Но лагерный человек совершенно сознательно видимость сознает одну, а реальность совершенно другую: иначе ему долго не выжить, будь он заключенный, или охрана.
В лагере вообще совершенно не важно, кто вы есть, важно - кем вас назначили быть, виноватым, судьей, исполнителем и т.д. И в аспектах, предполагающих, казалось бы, субъектность, неизменный фактор сущности, а не “назначения”, все равно, “назначение”, акционизм будет брать верх. И если какой-то тип людей назначен быть интеллигенцией и специалистами, то именно они и будут считаться и восприниматься интеллигенцией, а не кто-то другой и еще и будут получать с этого род “общественной ренты”.
И самое страшное не то, что это так, а что представление о правде и о норме крайне размывается, а уровень рефлексии становится очень низким.
В лагере, как и в трущобе, как и в отряде разбойников, может, вопреки его фундаментальным устоям, вырастать многое благородное: доброта, героическая самоотверженность, труд ответственный. Но не может быть там красоты и целостной картины жизни, которые делают жизнь подлинной: для них нужен другой тип отношений и, пусть немного, внешней свободы. Свобода не может и не должна быть безгранична, но когда ограничение свободы переходит нравственную границу, приобретает циничный характер, - от подлинной жизни остается набор условностей, и уже вопрос более частного характера, богат этот набор или не блещет разнообразием.
Фрагмент четвертый
И заключенные, и охрана в лагере не выживают путем познания проникновения в глубины подлинного содержания жизни. Кто-то использует время и ситуацию в лагере именно с такой целью, но это уже совсем другая история, не имеющая отношения к вопросу “выжить - не выжить”. А выживают за счет всякого рода имитации, позерства, акционизима, а в целом - за счет аферизма. Лагерь как систему создали аферисты, они и являются теми “специалистами”, которые поддерживают способ существования при меняющихся обстоятельствах, которые навязывают свои правила, втягивают в этот “стандарт”, делают его безальтернативным, когда все, кто пытается жить по-другому, - лохи, которые годятся лишь на то, чтобы ими пользоваться, а потом от себя отстранить, отдалить, “выбросить", а в случае большой необходимости - и применить другое средство отстранения, того же словесного корня.
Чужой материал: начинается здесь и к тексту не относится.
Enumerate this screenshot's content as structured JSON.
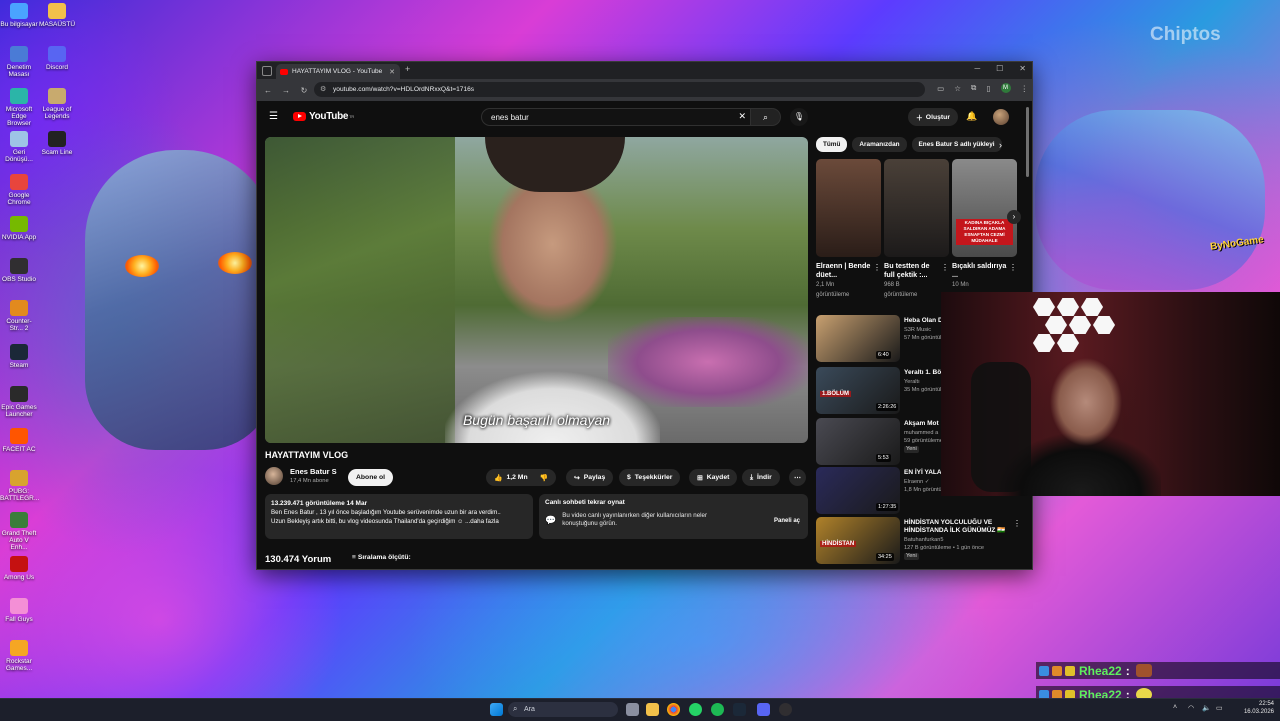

Эту систему пытаются сохранять такой, чтобы лишь аферистский код поведения давал “пропуск вперед”. Надо уметь доказать свое немилосердие, лживость, амбициозность, и несоответствие самому себе, иначе - никуда.
Какую бы найти аналогию? Ну, представим себе, что выступать с концертом дают только и исключительно тем, кто заведомо не умеет петь, но согласен извиваться под фонограмму. И какой при этом будет интерес к искусству, какое знание и какой вкус?
И это - не эпизоды, это образ и стандарт жизни. Все ли участники будут безоговорочно действовать внутри такого стандарта, или возможен уход оттуда? Вопрос - не только и не столько в плане вариантов внешних последствий, сколько личностной возможности уйти от лживых установок, от стандарта аферизма и позерства, на уровне одного человека, на уровне сред и сообществ, на уровне поколений. Надо демонстрировать как пропуск дурной вкус, способность и умение жить и действовать некрасиво.
Ну, допустим, некто, кто поет все время со сцены и поет, и привык к этому, и известен, и автографы привык раздавать, вдруг понял, что сам поет не так как надо, а фонограммой, как бы кто ни старался, всегда жив не будешь, да и тоска совсем уж дремучая: ее даже для самого себя запомнить невозможно. И думает, что же делать? Есть у него три варианта. Один формально честный, но совсем унылый, - просто уйти со сцены. Другой вариант - несмотря на состоявшуюся жизни и уже не ученический возраст, пойти поучится петь, сделать это открыто или, допустим, как-то втихаря. Третий вариант, тоскливый, гибельный, драматичный, но почти неизбежный: оставить все, как есть. И пойти дальше раздавать автографы, уже потеряв необходимость и мотивацию даже помнить без подсказки свое собственное имя.